Rescue and Rehabilitation Efforts
Multiple NGOs and wildlife groups mobilize during the festival season:
Jivdaya Charitable Trust (Ahmedabad, Gujarat) organizes its “Save the Birds” campaign each January, dispatching over 50 veterinarians annually. In 2019 alone they treated 945 birds over just two days, while overall treating 2,390 birds, of which 490 died .
The Wildlife Trust of India (WTI) / IFAW’s Emergency Relief Network collaborates with local partners in Gujarat and Rajasthan, setting up veterinary camps and removing discarded threads. One camp in Jaipur treated over 500 birds, including peacocks, egrets, cranes, and owls .
Wildlife SOS operates 24×7 helplines across regions (Delhi, Gujarat, Jammu & Kashmir, etc.) and has trained rescue teams equipped with telescopic poles and ladders to reach birds as high as 80 feet .
What Communities and Authorities Can Do
To reduce harm, experts recommend:
Using only plain cotton thread, which is soft, biodegradable, and less harmful.
Avoiding kite flying during bird peak activity times, such as early mornings and dusk.
Properly disposing of used strings and kites so they don’t remain tangled in trees or wires.
Raising awareness campaigns in schools, housing societies, and kite-flying communities.
Strengthening ban enforcement, launching hotlines to report sales, and penalizing illegal vendors .
Why It Matters
The crisis is both ecological and ethical.
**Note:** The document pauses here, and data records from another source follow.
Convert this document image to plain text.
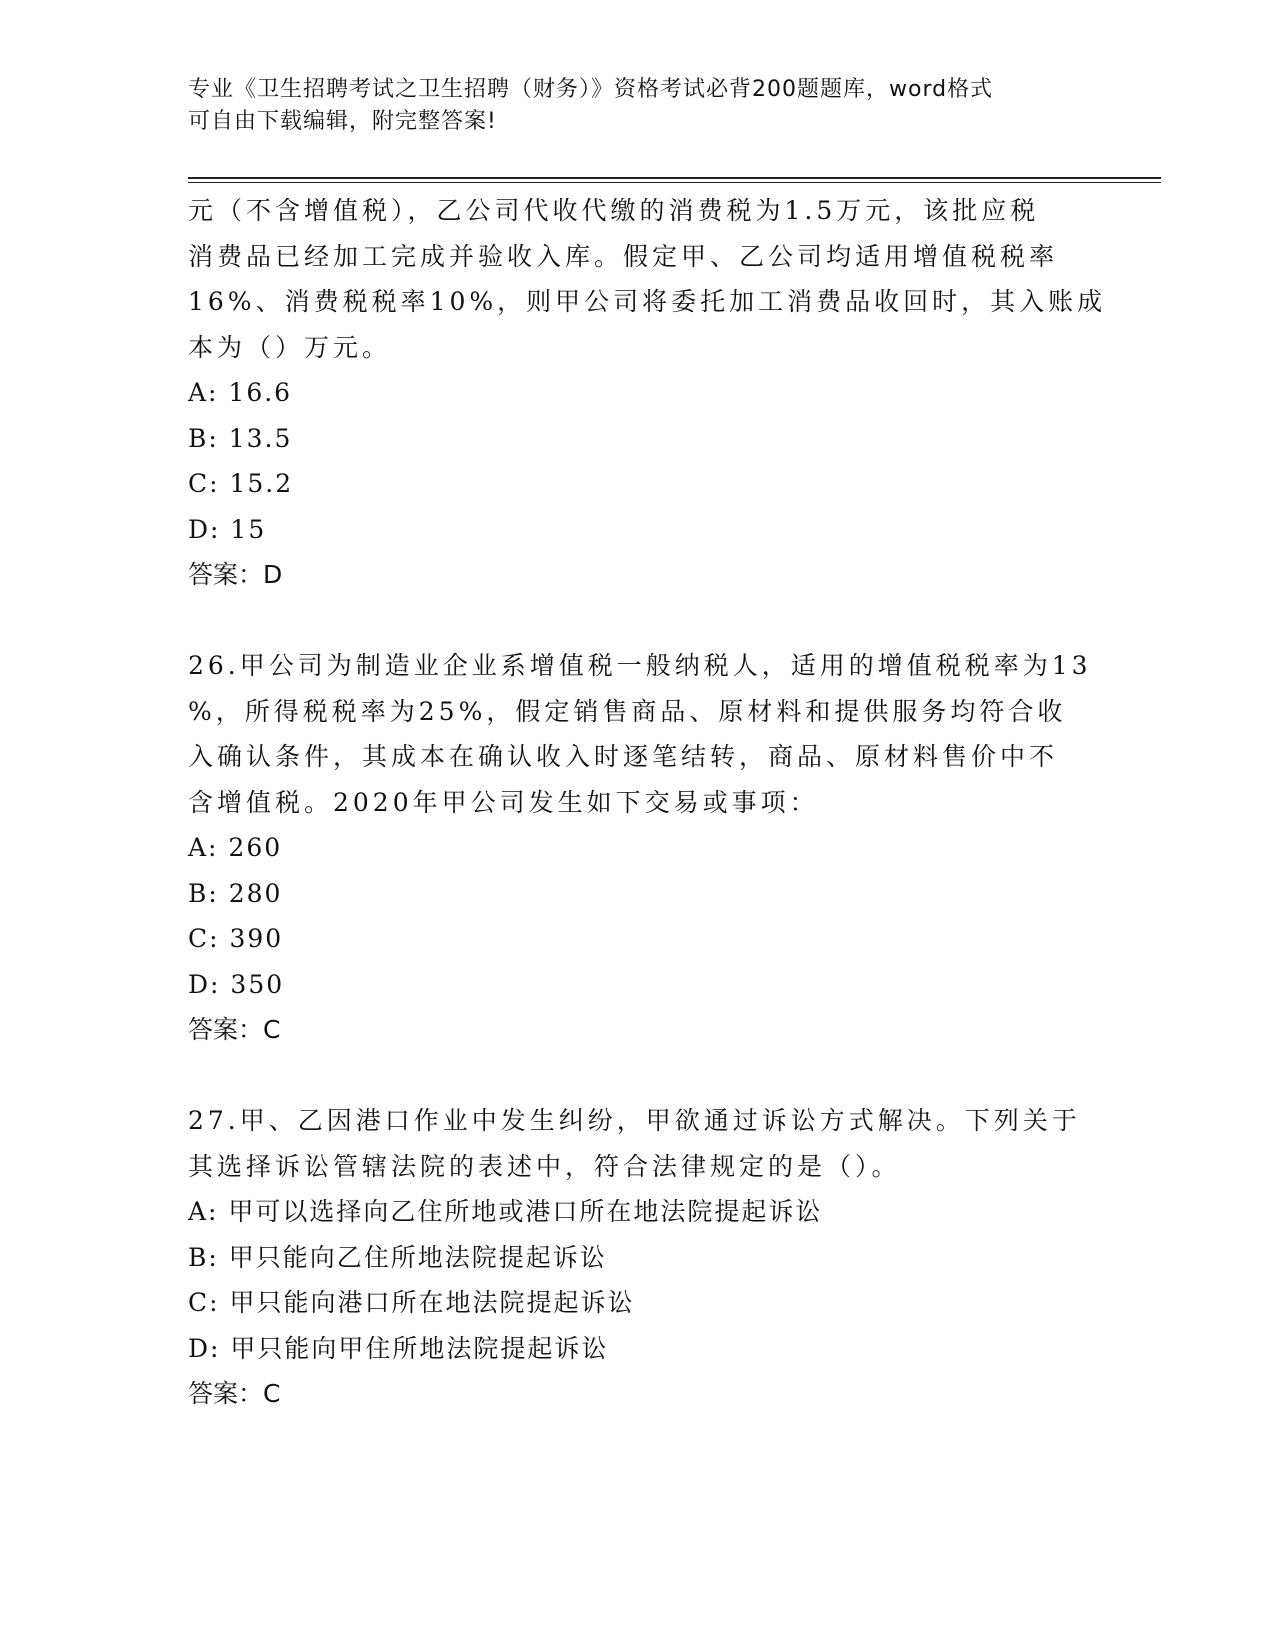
专业《卫生招聘考试之卫生招聘（财务）》资格考试必背200题题库，word格式
可自由下载编辑，附完整答案!
元（不含增值税），乙公司代收代缴的消费税为1.5万元，该批应税
消费品已经加工完成并验收入库。假定甲、乙公司均适用增值税税率
16%、消费税税率10%，则甲公司将委托加工消费品收回时，其入账成
本为（）万元。
A: 16.6
B: 13.5
C: 15.2
D: 15
答案：D
26.甲公司为制造业企业系增值税一般纳税人，适用的增值税税率为13
%，所得税税率为25%，假定销售商品、原材料和提供服务均符合收
入确认条件，其成本在确认收入时逐笔结转，商品、原材料售价中不
含增值税。2020年甲公司发生如下交易或事项：
A: 260
B: 280
C: 390
D: 350
答案：C
27.甲、乙因港口作业中发生纠纷，甲欲通过诉讼方式解决。下列关于
其选择诉讼管辖法院的表述中，符合法律规定的是（）。
A: 甲可以选择向乙住所地或港口所在地法院提起诉讼
B: 甲只能向乙住所地法院提起诉讼
C: 甲只能向港口所在地法院提起诉讼
D: 甲只能向甲住所地法院提起诉讼
答案：C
Urban and migratory bird populations-including threatened species like vultures and bar-headed geese-face severe distress every January simply because of a recreational activity gone uncontrolled.
Moreover, manja threads harm not just birds but also human beings-many have suffered deep cuts to the neck, hands, or face, or may hill a human being.
Conclusion
While kite festivals are an important part of India’s cultural fabric, the soaring fun comes at a grave cost to wildlife. The sharp synthetic manja thread turns simple play into a lethal trap for birds and other animals.
What’s needed is a collective commitment:
Festivals with compassion, where kite-fliers choose cotton thread and avoid high-risk times or areas.
Stronger enforcement of existing bans on harmful strings.
Support for rescue organizations, and public awareness to care for all creatures that share our skies.
Only then can India celebrate with color in its skies-not pain beneath it.